The next extracts, and I am sorry to say the last, are from Fleeming’s letters of 1860, when he was back at Bona and Spartivento and for the first time at the head of an expedition. Unhappily these letters are not only the last, but the series is quite imperfect; and this is the more to be lamented as he had now begun to use a pen more skilfully, and in the following notes there is at times a touch of real distinction in the manner.
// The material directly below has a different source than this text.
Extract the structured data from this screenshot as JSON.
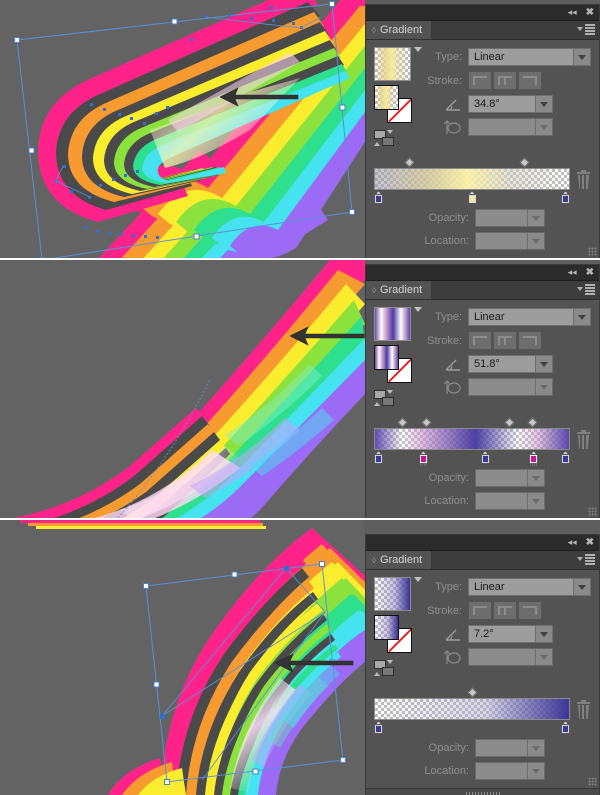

‘Cagliari: October 5, 1860.

‘All Tuesday I spent examining what was on board the Elba, and trying to start the repairs of the Spartivento land line, which has been entirely neglected, and no wonder, for no one has been paid for three months, no, not even the poor guards who have to keep themselves, their horses and their families, on their pay. Wednesday morning, I started for Spartivento and got there in time to try a good many experiments. Spartivento looks more wild and savage than ever, but is not without a strange deadly beauty: the hills covered with bushes of a metallic green with coppery patches of soil in between; the valleys filled with dry salt mud and a little stagnant water; where that very morning the deer had drunk, where herons, curlews, and other fowl abound, and where, alas! malaria is breeding with this rain. (No fear for those who do not sleep on shore.) A little iron hut had been placed there since 1858; but the windows had been carried off, the door broken down, the roof pierced all over. In it, we sat to make experiments; and how it recalled Birkenhead! There was Thomson, there was my testing board, the strings of gutta-percha; Harry P – even, battering with the batteries; but where was my darling Annie? Whilst I sat feet in sand, with Harry alone inside the hut – mats, coats, and wood to darken the window – the others visited the murderous old friar, who is of the order of Scaloppi, and for whom I brought a letter from his superior, ordering him to pay us attention; but he was away from home, gone to Cagliari in a boat with the produce of the farm belonging to his convent. Then they visited the tower of Chia, but could not get in because the door is thirty feet off the ground; so they came back and pitched a magnificent tent which I brought from the Bahiana a long time ago – and where they will live (if I mistake not) in preference to the friar’s, or the owl- and bat-haunted tower. MM. T – and S – will be left there: T – , an intelligent, hard-working Frenchman, with whom I am well pleased; he can speak English and Italian well, and has been two years at Genoa. S – is a French German with a face like an ancient Gaul, who has been sergeant-major in the French line and who is, I see, a great, big, muscular fainéant. We left the tent pitched and some stores in charge of a guide, and ran back to Cagliari.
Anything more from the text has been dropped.